“Little is known about the factors that influence persistence of subthreshold expression of bipolar psychopathology,” explain Marieke Wichers (Maastricht University, The Netherlands) and team.
They add: “Insights into the causes of persistence would facilitate the identification of subjects at risk in an early stage of the development of psychopathology and make early intervention possible.”
The researchers therefore assessed data from the Early Developmental Stages of Psychopathology study (EDSP) on 705 young people from Munich, Germany, who were aged 14-17 years at baseline.
The participants were interviewed at baseline and at regular intervals over an average followup period of 8.3 years using the Munich-Composite International Diagnostic Interview (DIA-X/M-CIDI), an updated version of the World Health Organization’s CIDI version 1.2.
Mood symptoms were assessed using 28 items of the DIA-X/M-CIDI depression and dysthymia section and 11 items of the DIA-X/M-CIDI mania section.
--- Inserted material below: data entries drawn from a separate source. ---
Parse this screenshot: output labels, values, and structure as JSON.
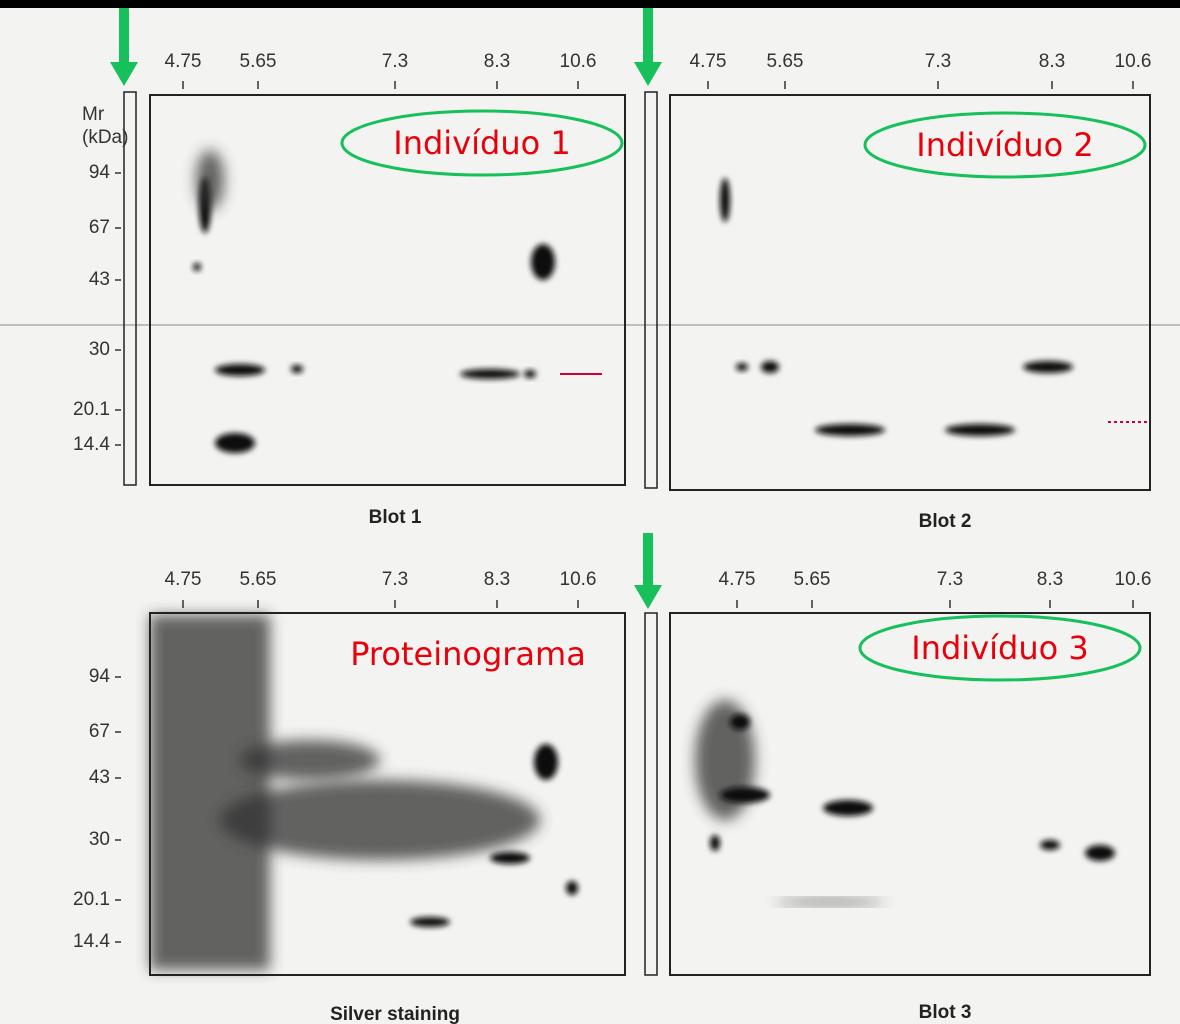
{
  "y_axis_title_lines": [
    "Mr",
    "(kDa)"
  ],
  "panels": [
    {
      "caption": "Blot 1",
      "ph_labels": [
        "4.75",
        "5.65",
        "7.3",
        "8.3",
        "10.6"
      ],
      "mr_labels": [
        "94",
        "67",
        "43",
        "30",
        "20.1",
        "14.4"
      ],
      "annotation": "Indivíduo 1"
    },
    {
      "caption": "Blot 2",
      "ph_labels": [
        "4.75",
        "5.65",
        "7.3",
        "8.3",
        "10.6"
      ],
      "mr_labels": [],
      "annotation": "Indivíduo 2"
    },
    {
      "caption": "Silver staining",
      "ph_labels": [
        "4.75",
        "5.65",
        "7.3",
        "8.3",
        "10.6"
      ],
      "mr_labels": [
        "94",
        "67",
        "43",
        "30",
        "20.1",
        "14.4"
      ],
      "annotation": "Proteinograma"
    },
    {
      "caption": "Blot 3",
      "ph_labels": [
        "4.75",
        "5.65",
        "7.3",
        "8.3",
        "10.6"
      ],
      "mr_labels": [],
      "annotation": "Indivíduo 3"
    }
  ]
}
In total, 46 participants had mania symptoms at baseline and follow-up, and of the participants without mania symptoms at baseline, 79 developed such symptoms over followup.
Analysis revealed that the onset of mania symptoms over followup was significantly associated with cannabis use (use of the drug on at least five occasions), at an odds ratio (OR) 4.26, and novelty seeking, at an OR of 3.47.
However, none of the risk factors assessed, including family history of (hypo)mania, attention-deficit hyperactivity disorder (ADHD), and experience of trauma, were significantly associated with persistence of mania symptoms. Novelty seeking predicted only transient mania symptoms.
Regarding depression symptoms, 107 participants had such symptoms at baseline and followup, and of those without depression symptoms at baseline 82 developed such symptoms over followup.
Onset of depression symptoms was associated with a family history of depression, while persistence of such symptoms was associated with ADHD and harm avoidance. Of note, a family history of depression and trauma predicted a transitory course of such symptoms.
Wichers and team conclude in the journal Acta Psychiatrica Scandinavica: “Different risk factors may operate during onset and persistence of subthreshold mania and depression.
“The differential associations found for mania and depression dimensions suggest partly different underlying mechanisms.”